Graham Kilmer
Transportation

New BRT Project Gone For a Decade

Connect 2 dead for 10 years or more. 'This has to be clearly stated for the record.'

By - Sep 14th, 2024 02:30 pm

MCTS Connect 1 at Wisconsin Avenue Stop. Photo by Graham Kilmer.

The Milwaukee County Transit System says the canceled north-south bus rapid transit project is being put on a shelf for later, but later means a long, long time from now.

It will likely be more than a decade before MCTS has funding to pursue the project again, David Locher, MCTS manager of enhanced transit told the City of Milwaukee’s Public Works Committee Wednesday.

The north-south project would have been called the Connect 2 and intersected with Connect 1, the nine-mile BRT line running between downtown Milwaukee and the Milwaukee Regional Medical Center in Wauwatosa.

Connect 2 was to be a $148 million, 18-mile bus BRT line running along the 27th Street Corridor. But in late August, MCTS announced it was pausing development of the project. Doing so would allow the system to shift money from the project to its operating budget, staving off service cuts until 2028. A major factor driving the decision, according to MCTS, was new estimates that it would cost approximately $6 million annually to operate the second BRT line.

Declining state transit aids have left MCTS with a structural deficit. The system managed to avoid service cuts for the past few years thanks to the infusion of federal funds during the COVID-19 pandemic. After approving a new 0.4% sales tax, county policymakers used new funding freed up by the tax to make investments across county services, including $17.8 million for transit. This funding bought the transit system an additional two years of solvency. Pausing the north-south bus rapid transit project buys the system another year.

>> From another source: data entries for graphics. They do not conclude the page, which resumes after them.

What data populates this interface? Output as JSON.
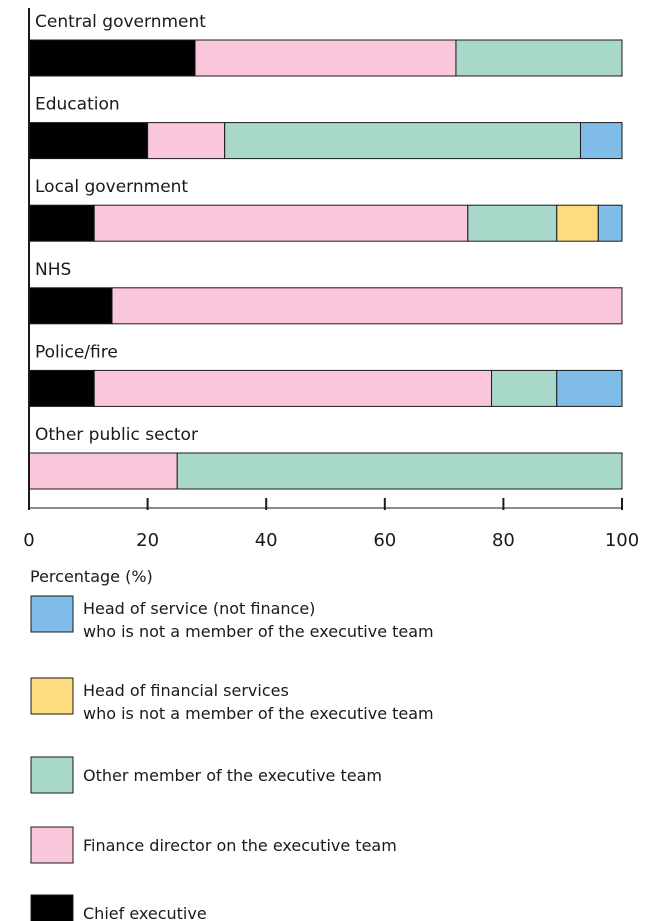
{
  "chart_data": {
    "type": "bar",
    "orientation": "horizontal",
    "stacked": true,
    "categories": [
      "Central government",
      "Education",
      "Local government",
      "NHS",
      "Police/fire",
      "Other public sector"
    ],
    "series": [
      {
        "name": "Chief executive",
        "color": "#000000",
        "values": [
          28,
          20,
          11,
          14,
          11,
          0
        ]
      },
      {
        "name": "Finance director on the executive team",
        "color": "#f9c6dc",
        "values": [
          44,
          13,
          63,
          86,
          67,
          25
        ]
      },
      {
        "name": "Other member of the executive team",
        "color": "#a8d8ca",
        "values": [
          28,
          60,
          15,
          0,
          11,
          75
        ]
      },
      {
        "name": "Head of financial services who is not a member of the executive team",
        "color": "#fddc80",
        "values": [
          0,
          0,
          7,
          0,
          0,
          0
        ]
      },
      {
        "name": "Head of service (not finance) who is not a member of the executive team",
        "color": "#7fbce8",
        "values": [
          0,
          7,
          4,
          0,
          11,
          0
        ]
      }
    ],
    "xlim": [
      0,
      100
    ],
    "xticks": [
      "0",
      "20",
      "40",
      "60",
      "80",
      "100"
    ],
    "xlabel": "Percentage (%)",
    "ylabel": "",
    "title": "",
    "legend": {
      "placement": "bottom",
      "items": [
        {
          "line1": "Head of service (not finance)",
          "line2": "who is not a member of the executive team",
          "color": "#7fbce8"
        },
        {
          "line1": "Head of financial services",
          "line2": "who is not a member of the executive team",
          "color": "#fddc80"
        },
        {
          "line1": "Other member of the executive team",
          "line2": "",
          "color": "#a8d8ca"
        },
        {
          "line1": "Finance director on the executive team",
          "line2": "",
          "color": "#f9c6dc"
        },
        {
          "line1": "Chief executive",
          "line2": "",
          "color": "#000000"
        }
      ]
    },
    "grid": false
  }
}
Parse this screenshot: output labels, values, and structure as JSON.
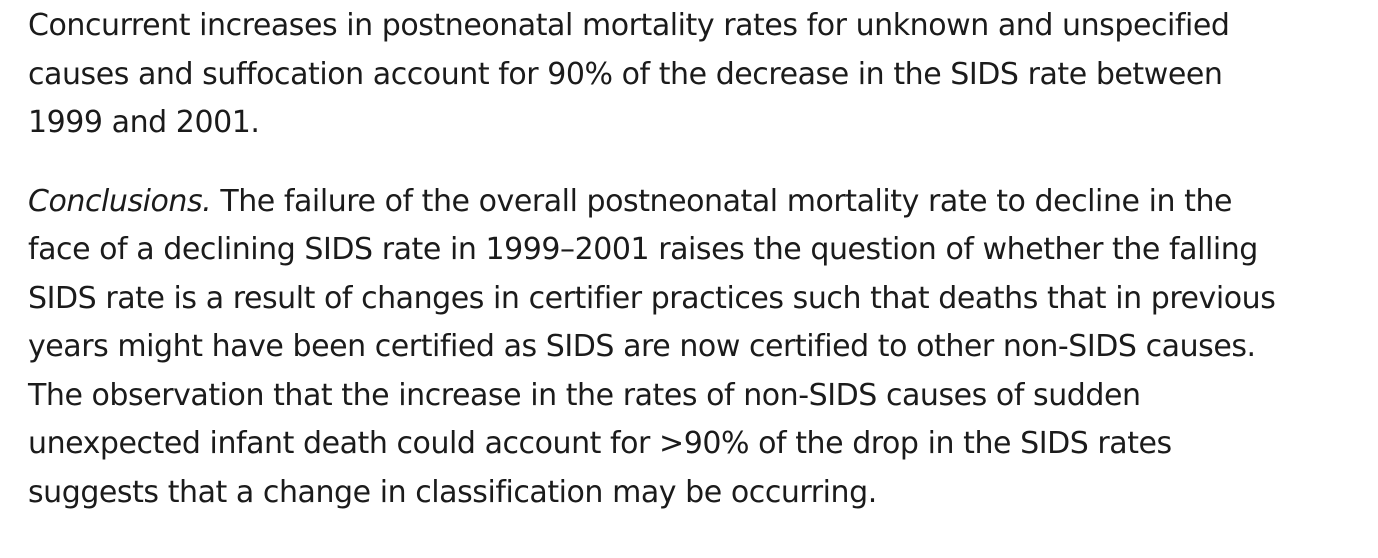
{
  "paragraph_1": {
    "lines": [
      "Concurrent increases in postneonatal mortality rates for unknown and unspecified",
      "causes and suffocation account for 90% of the decrease in the SIDS rate between",
      "1999 and 2001."
    ]
  },
  "paragraph_2": {
    "label": "Conclusions.",
    "first_line_rest": " The failure of the overall postneonatal mortality rate to decline in the",
    "lines": [
      "face of a declining SIDS rate in 1999–2001 raises the question of whether the falling",
      "SIDS rate is a result of changes in certifier practices such that deaths that in previous",
      "years might have been certified as SIDS are now certified to other non-SIDS causes.",
      "The observation that the increase in the rates of non-SIDS causes of sudden",
      "unexpected infant death could account for >90% of the drop in the SIDS rates",
      "suggests that a change in classification may be occurring."
    ]
  }
}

But why stop now? That’s what Ald. Robert Bauman wanted to know when MCTS briefed city council members on their decision to cease work on the project. Bauman said he thought MCTS should continue planning the project until it was shovel ready, then put it on the shelf. Specifically, Bauman wondered why officials wouldn’t pursue approval of the project’s environmental review from the federal government.

I’m trying to avoid calling this an unwise decision, without getting all the facts, but on its face, it looks like an unwise decision,” Bauman said.

Transit officials disagree. The project is at approximately 30% for planning and design, Donna Brown-Martin, director of the Milwaukee County Department of Transportation said. That level of preliminary engineering allows future planners to return to the project in the future, she said.

Plus, officials expect a decade or more to pass before the project comes off the shelf.

So many things are going to change between 10 and 15 years that we would have to make so many addendums to that original NEPA document that we might as well dust off what we have and put it back together mostly through scratch,” Locher said.

Many project details may change by then, including what kind of buses are running down the road. For instance, electric buses of some kind may be back on the table by then. MCTS officials told county supervisors earlier this year the system no longer had a manufacturer from which to purchase battery electric buses for the Connect 2.

Bauman noted that the Connect 1, and the plans for the Connect 2, were announced with much fanfare, and that bus rapid transit was supposed to be the “new paradigm” for transit in Milwaukee.

“And now we’re abandoning that,” Bauman said. “I think that has to be clearly stated for the record.”

MCTS will need action at the state level to secure enough revenue to stabilize the system and pursue a project like the Connect 2 again.

Brown-Martin said the county is working to secure additional funding from the state. The Republican-controlled Wisconsin Legislature has resisted providing additional funding for transit. During the pandemic, the Legislature cut transit aid to Milwaukee County after MCTS received federal stimulus funding.

The time to secure dedicated funding for the transit system was during negotiations for the additional 0.4% sales tax, Bauman said.

“The probability of that work being successful at this point, given the political lay of the land, is zero,” Bauman said. “The public should know that.”